De Lasse Hallström, réalisateur suédois remarqué en 1985 pour son film Ma vie de chien, on connaît surtout son goût pour un cinéma consensuel et pantouflard (Le Chocolat, Une vie inachevée…). Pour ceux qui ne voient en lui qu’un exécuteur de films oscarisables, Faussaire pourrait bien marquer un revirement d’opinion ou bien, au contraire, renforcer cet avis (la direction d’acteur, impeccable, va dans ce sens).

Le faussaire en question se nomme Clifford Irving (Richard Gere) et n’est pas une invention (on peut l’apercevoir dans Vérités et Mensonges d’Orson Welles). C’est au début des années 1970 qu’il sema la pagaille en vendant les mémoires fictives du milliardaire Howard Hughes, aidé de sa femme et de son compère Dick Suskind (le génial Alfred Molina). Le film prend d’évidentes libertés par rapport aux faits et ce pour notre plus grand plaisir : vols de documents abracadabrants, improvisations brutes, suspense éditorial… Le rythme auquel avance Faussaire pourrait bien être aussi celui de la mutation d’une Amérique en pleine crise paranoïaque (on est en 1971 donc un an avant que n’éclate l’affaire du Watergate).

La visualisation de l’esprit mégalomane et mythomane d’Irving sert ici clairement de métaphore à l’acte de raconter des histoires (donc de faire du cinéma) autant qu’à explorer la gestuelle d’un acteur. Il faut voir comment Richard Gere se glisse dans le personnage d’Irving qui lui-même se perd en imitant Howard Hughes, cheveux gominés, fine moustache, blouson d’aviateur et accent texan à l’appui. Hallström utilise les techniques les plus diverses pour faire du spectateur le témoin de l’ascension du délire d’Irving. Mentir devient un enjeu cinématographique : des plans du film sont remontés illico par l’escroc et l’aident à mystifier sa femme qui l’accuse très justement d’infidélité. Recouper des morceaux, recycler, (re)coller, la vie d’un faussaire ressemble étrangement à celle d’un monteur…

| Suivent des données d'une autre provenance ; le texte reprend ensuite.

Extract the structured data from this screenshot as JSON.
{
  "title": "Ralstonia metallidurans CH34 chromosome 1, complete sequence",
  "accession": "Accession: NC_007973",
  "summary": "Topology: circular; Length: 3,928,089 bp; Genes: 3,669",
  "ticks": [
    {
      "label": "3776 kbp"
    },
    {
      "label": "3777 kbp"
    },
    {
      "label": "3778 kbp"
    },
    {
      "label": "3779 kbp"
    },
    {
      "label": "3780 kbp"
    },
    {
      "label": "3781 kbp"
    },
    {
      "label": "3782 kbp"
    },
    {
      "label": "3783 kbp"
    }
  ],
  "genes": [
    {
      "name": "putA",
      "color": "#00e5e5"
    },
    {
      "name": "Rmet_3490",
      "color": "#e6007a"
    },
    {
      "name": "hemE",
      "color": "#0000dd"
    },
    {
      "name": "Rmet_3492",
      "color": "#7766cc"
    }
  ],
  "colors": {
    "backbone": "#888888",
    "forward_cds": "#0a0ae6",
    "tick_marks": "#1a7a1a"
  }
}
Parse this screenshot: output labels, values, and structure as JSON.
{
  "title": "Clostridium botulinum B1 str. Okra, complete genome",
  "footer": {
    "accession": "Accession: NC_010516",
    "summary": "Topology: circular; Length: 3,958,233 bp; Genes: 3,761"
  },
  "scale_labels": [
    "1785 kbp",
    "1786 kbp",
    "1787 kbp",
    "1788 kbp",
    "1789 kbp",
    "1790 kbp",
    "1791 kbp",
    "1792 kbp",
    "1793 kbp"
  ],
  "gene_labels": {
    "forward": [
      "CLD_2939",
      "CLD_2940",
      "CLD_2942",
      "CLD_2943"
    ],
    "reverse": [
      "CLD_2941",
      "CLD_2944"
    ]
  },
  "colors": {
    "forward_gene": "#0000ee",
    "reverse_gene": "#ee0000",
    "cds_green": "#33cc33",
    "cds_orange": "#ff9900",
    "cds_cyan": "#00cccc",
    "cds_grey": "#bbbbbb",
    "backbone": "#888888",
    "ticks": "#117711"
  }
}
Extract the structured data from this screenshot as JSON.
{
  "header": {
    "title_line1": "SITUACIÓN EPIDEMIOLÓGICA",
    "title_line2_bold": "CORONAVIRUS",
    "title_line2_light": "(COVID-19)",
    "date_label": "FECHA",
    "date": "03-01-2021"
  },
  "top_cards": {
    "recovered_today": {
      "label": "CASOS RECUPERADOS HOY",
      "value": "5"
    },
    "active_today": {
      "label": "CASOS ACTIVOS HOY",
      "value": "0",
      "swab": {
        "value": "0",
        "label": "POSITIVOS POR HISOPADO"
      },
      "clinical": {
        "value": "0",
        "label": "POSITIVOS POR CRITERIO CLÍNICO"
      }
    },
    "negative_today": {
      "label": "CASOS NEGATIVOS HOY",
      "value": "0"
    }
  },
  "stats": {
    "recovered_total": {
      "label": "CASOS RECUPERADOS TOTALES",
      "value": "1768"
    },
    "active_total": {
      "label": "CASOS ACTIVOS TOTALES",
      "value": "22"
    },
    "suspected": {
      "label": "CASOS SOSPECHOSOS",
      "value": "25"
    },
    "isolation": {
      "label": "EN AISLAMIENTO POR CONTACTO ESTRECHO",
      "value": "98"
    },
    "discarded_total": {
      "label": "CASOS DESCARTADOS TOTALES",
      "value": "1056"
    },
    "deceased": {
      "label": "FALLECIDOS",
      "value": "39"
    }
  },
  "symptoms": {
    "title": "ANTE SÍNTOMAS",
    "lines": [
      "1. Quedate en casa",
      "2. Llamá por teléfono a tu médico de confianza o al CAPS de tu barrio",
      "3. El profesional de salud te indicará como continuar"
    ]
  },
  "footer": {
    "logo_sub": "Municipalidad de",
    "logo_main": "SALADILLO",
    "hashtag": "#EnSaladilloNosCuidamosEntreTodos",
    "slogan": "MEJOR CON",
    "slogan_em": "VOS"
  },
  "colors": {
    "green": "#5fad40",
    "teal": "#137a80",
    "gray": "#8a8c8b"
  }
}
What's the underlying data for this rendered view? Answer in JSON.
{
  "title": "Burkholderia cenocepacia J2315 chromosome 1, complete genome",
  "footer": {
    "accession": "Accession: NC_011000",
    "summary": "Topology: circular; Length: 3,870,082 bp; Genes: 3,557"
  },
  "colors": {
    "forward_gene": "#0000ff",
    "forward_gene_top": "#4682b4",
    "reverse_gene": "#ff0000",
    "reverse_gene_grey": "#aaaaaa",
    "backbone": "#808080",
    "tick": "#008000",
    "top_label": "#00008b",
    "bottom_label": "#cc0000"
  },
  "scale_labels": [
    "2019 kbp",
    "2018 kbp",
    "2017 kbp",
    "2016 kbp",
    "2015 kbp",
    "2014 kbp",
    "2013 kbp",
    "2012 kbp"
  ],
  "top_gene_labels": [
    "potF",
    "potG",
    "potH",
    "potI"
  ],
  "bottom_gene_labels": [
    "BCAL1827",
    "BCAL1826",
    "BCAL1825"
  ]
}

En inscrivant « THE HOAX » sur la vitre embuée de la voiture qui le mène de sa popularité à sa proche incarcération, Clifford Irving mime la formule médiatique et déjoue la fabrication de sa nouvelle image. Toute la mise en scène tend vers ce moment où le personnage sera enfin encadré. Fini les tournoiements de caméra, adieu l’imagination homérique, disparu les moments de folie, place au statisme de la notoriété, à la permanence de la punition. Il ne reste au conteur qu’à attendre que le vivant refasse surface et s’affranchisse enfin de son monde-aquarium (Dick Suskind en combinaison de plongée l’annonçait déjà très tôt dans le film) factice.